Anemia; Inpatients; Erythrocyte transfusion; Critical illness; Hemoglobins; Intensive care units


ARTIGO ORIGINAL

O nível sérico de Fas solúvel é preditor da necessidade de transfusão de hemácias em pacientes gravemente enfermos

Ilana Levy KorkesI; Gustavo SchvartsmanI; Ilson Jorge LizukaII; Beata Marie QuintoI; Maria Aparecida DalboniI; Maria Eugênia CanzianiI; Sergio Antonio DraibeI; Virgilio Gonçalves PereiraI; Bento Fortunato Cardoso dos SantosII; Julio Cesar Martins MonteII; Marcelino de Souza Durão JuniorII; Marcelo Costa BatistaII; Oscar Fernando Pavão dos SantosII; Miguel Angelo de Góes JuniorI; Miguel Cendoroglo NetoII

IUniversidade Federal de São Paulo, São Paulo, SP, Brasil

IIHospital Israelita Albert Einstein, São Paulo, SP, Brasil

Endereço para correspondência Endereço para correspondência: Ilana Levy Korkes Disciplina de Nefrologia, Universidade Federal São Paulo Rua Pedro de Toledo, 781, 14 o andar, frente - Vila Clementino CEP: 04039-000 - São Paulo, SP, Brasil Tel.: (11) 5084-6836 E-mail: ilanakorkes@hotmail.com

RESUMO

OBJETIVO: Investigar a relação entre a transfusão de hemácias e os níveis séricos de Fas solúvel, eritropoietina e citocinas inflamatórias em pacientes gravemente enfermos, com e sem insuficiência renal aguda.

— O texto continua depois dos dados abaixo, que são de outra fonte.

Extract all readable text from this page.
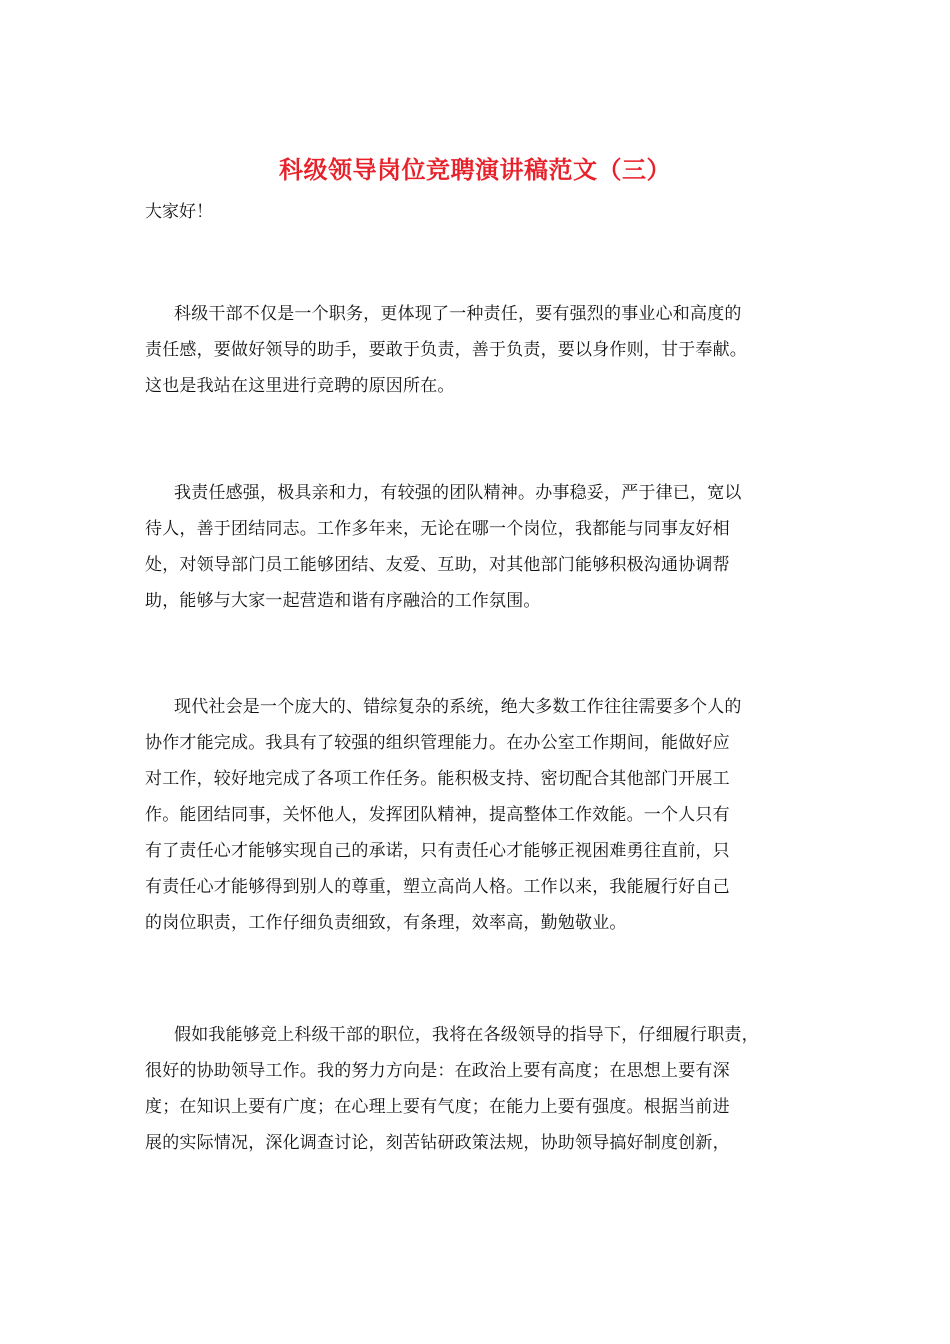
科级领导岗位竞聘演讲稿范文（三）
大家好！
科级干部不仅是一个职务，更体现了一种责任，要有强烈的事业心和高度的
责任感，要做好领导的助手，要敢于负责，善于负责，要以身作则，甘于奉献。
这也是我站在这里进行竞聘的原因所在。
我责任感强，极具亲和力，有较强的团队精神。办事稳妥，严于律已，宽以
待人，善于团结同志。工作多年来，无论在哪一个岗位，我都能与同事友好相
处，对领导部门员工能够团结、友爱、互助，对其他部门能够积极沟通协调帮
助，能够与大家一起营造和谐有序融洽的工作氛围。
现代社会是一个庞大的、错综复杂的系统，绝大多数工作往往需要多个人的
协作才能完成。我具有了较强的组织管理能力。在办公室工作期间，能做好应
对工作，较好地完成了各项工作任务。能积极支持、密切配合其他部门开展工
作。能团结同事，关怀他人，发挥团队精神，提高整体工作效能。一个人只有
有了责任心才能够实现自己的承诺，只有责任心才能够正视困难勇往直前，只
有责任心才能够得到别人的尊重，塑立高尚人格。工作以来，我能履行好自己
的岗位职责，工作仔细负责细致，有条理，效率高，勤勉敬业。
假如我能够竞上科级干部的职位，我将在各级领导的指导下，仔细履行职责，
很好的协助领导工作。我的努力方向是：在政治上要有高度；在思想上要有深
度；在知识上要有广度；在心理上要有气度；在能力上要有强度。根据当前进
展的实际情况，深化调查讨论，刻苦钻研政策法规，协助领导搞好制度创新，
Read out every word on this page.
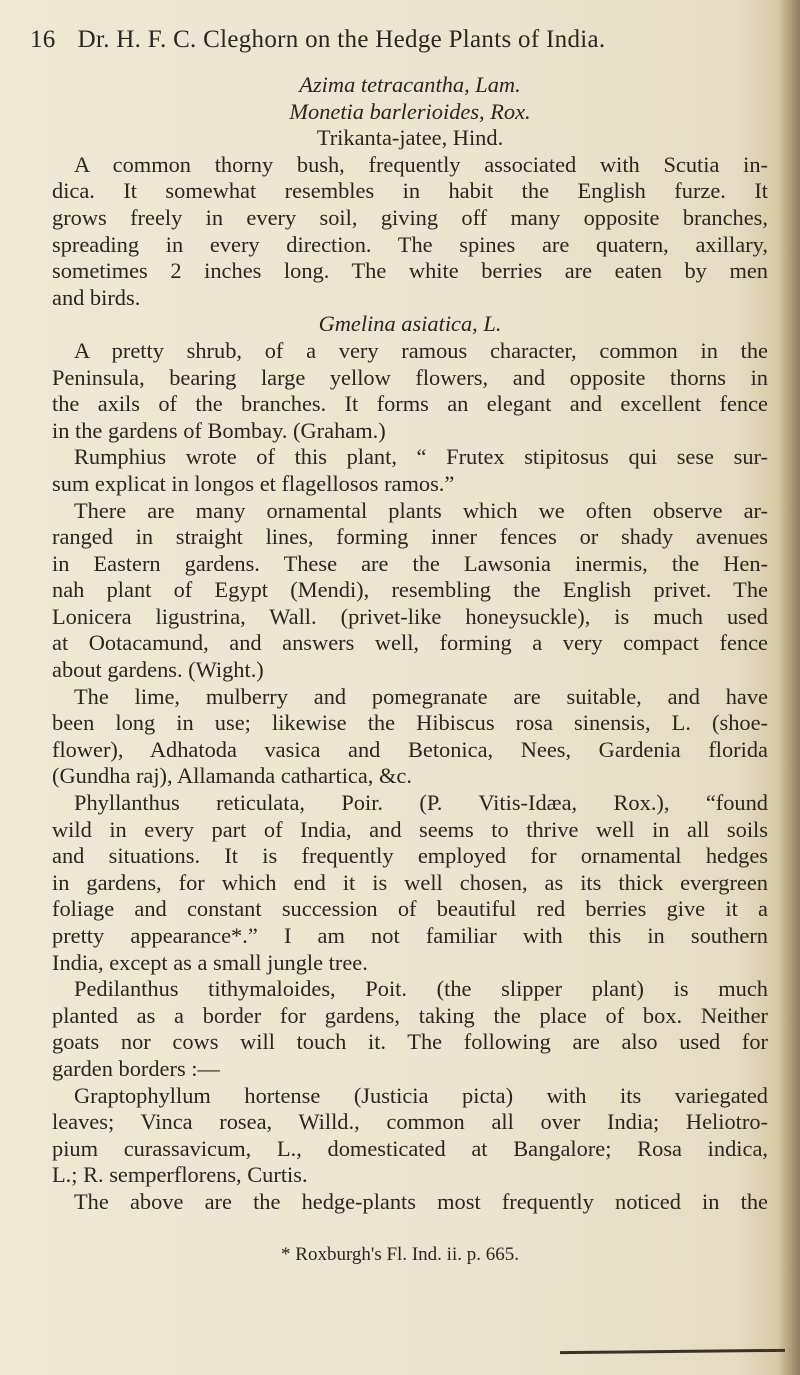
16 Dr. H. F. C. Cleghorn on the Hedge Plants of India.
Azima tetracantha, Lam.
Monetia barlerioides, Rox.
Trikanta-jatee, Hind.
A common thorny bush, frequently associated with Scutia in-
dica. It somewhat resembles in habit the English furze. It
grows freely in every soil, giving off many opposite branches,
spreading in every direction. The spines are quatern, axillary,
sometimes 2 inches long. The white berries are eaten by men
and birds.
Gmelina asiatica, L.
A pretty shrub, of a very ramous character, common in the
Peninsula, bearing large yellow flowers, and opposite thorns in
the axils of the branches. It forms an elegant and excellent fence
in the gardens of Bombay. (Graham.)
Rumphius wrote of this plant, “ Frutex stipitosus qui sese sur-
sum explicat in longos et flagellosos ramos.”
There are many ornamental plants which we often observe ar-
ranged in straight lines, forming inner fences or shady avenues
in Eastern gardens. These are the Lawsonia inermis, the Hen-
nah plant of Egypt (Mendi), resembling the English privet. The
Lonicera ligustrina, Wall. (privet-like honeysuckle), is much used
at Ootacamund, and answers well, forming a very compact fence
about gardens. (Wight.)
The lime, mulberry and pomegranate are suitable, and have
been long in use; likewise the Hibiscus rosa sinensis, L. (shoe-
flower), Adhatoda vasica and Betonica, Nees, Gardenia florida
(Gundha raj), Allamanda cathartica, &c.
Phyllanthus reticulata, Poir. (P. Vitis-Idæa, Rox.), “found
wild in every part of India, and seems to thrive well in all soils
and situations. It is frequently employed for ornamental hedges
in gardens, for which end it is well chosen, as its thick evergreen
foliage and constant succession of beautiful red berries give it a
pretty appearance*.” I am not familiar with this in southern
India, except as a small jungle tree.
Pedilanthus tithymaloides, Poit. (the slipper plant) is much
planted as a border for gardens, taking the place of box. Neither
goats nor cows will touch it. The following are also used for
garden borders :—
Graptophyllum hortense (Justicia picta) with its variegated
leaves; Vinca rosea, Willd., common all over India; Heliotro-
pium curassavicum, L., domesticated at Bangalore; Rosa indica,
L.; R. semperflorens, Curtis.
The above are the hedge-plants most frequently noticed in the
* Roxburgh's Fl. Ind. ii. p. 665.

MÉTODOS: Os seguintes grupos foram estudados: pacientes gravemente enfermos com insuficiência renal aguda (n=30) e sem insuficiência renal aguda (n=13), pacientes portadores de doença renal crônica terminal em hemodiálise (n=25) e indivíduos saudáveis (n=21). Os níveis séricos de Fas solúvel, eritropoietina, interleucina 6, interleucina 10 e ferro, além da concentração de hemoglobina e de hematócrito, foram analisados em todos os grupos. A associação entre tais variáveis foram estudadas nos pacientes gravemente enfermos.

RESULTADOS: Os níveis séricos de eritropoietina mostraram-se mais elevados nos pacientes gravemente enfermos do que nos dos demais grupos. Concentrações mais baixas de hemoglobina foram documentadas nos pacientes com insuficiência renal aguda em relação aos demais. Níveis séricos mais elevados de Fas solúvel foram observados nos pacientes com insuficiência renal aguda e doença renal crônica terminal. Pacientes gravemente enfermos transfundidos apresentaram níveis séricos mais elevados de Fas solúvel (5.906±2.047 e 1.920±1.060; p<0,001), interleucina 6 (518±537 e 255±502; p=0,02), interleucina 10 (35,8±30,7 e 18,5±10,9; p=0,02) e ferro, além de maior mortalidade em 28 dias. Os níveis séricos de Fas solúvel mostraram-se independentemente associados ao número de transfusões (p=0,02). O nível sérico de Fas solúvel foi um preditor independente da necessidade de transfusão de hemácias em pacientes gravemente enfermos (p=0,01).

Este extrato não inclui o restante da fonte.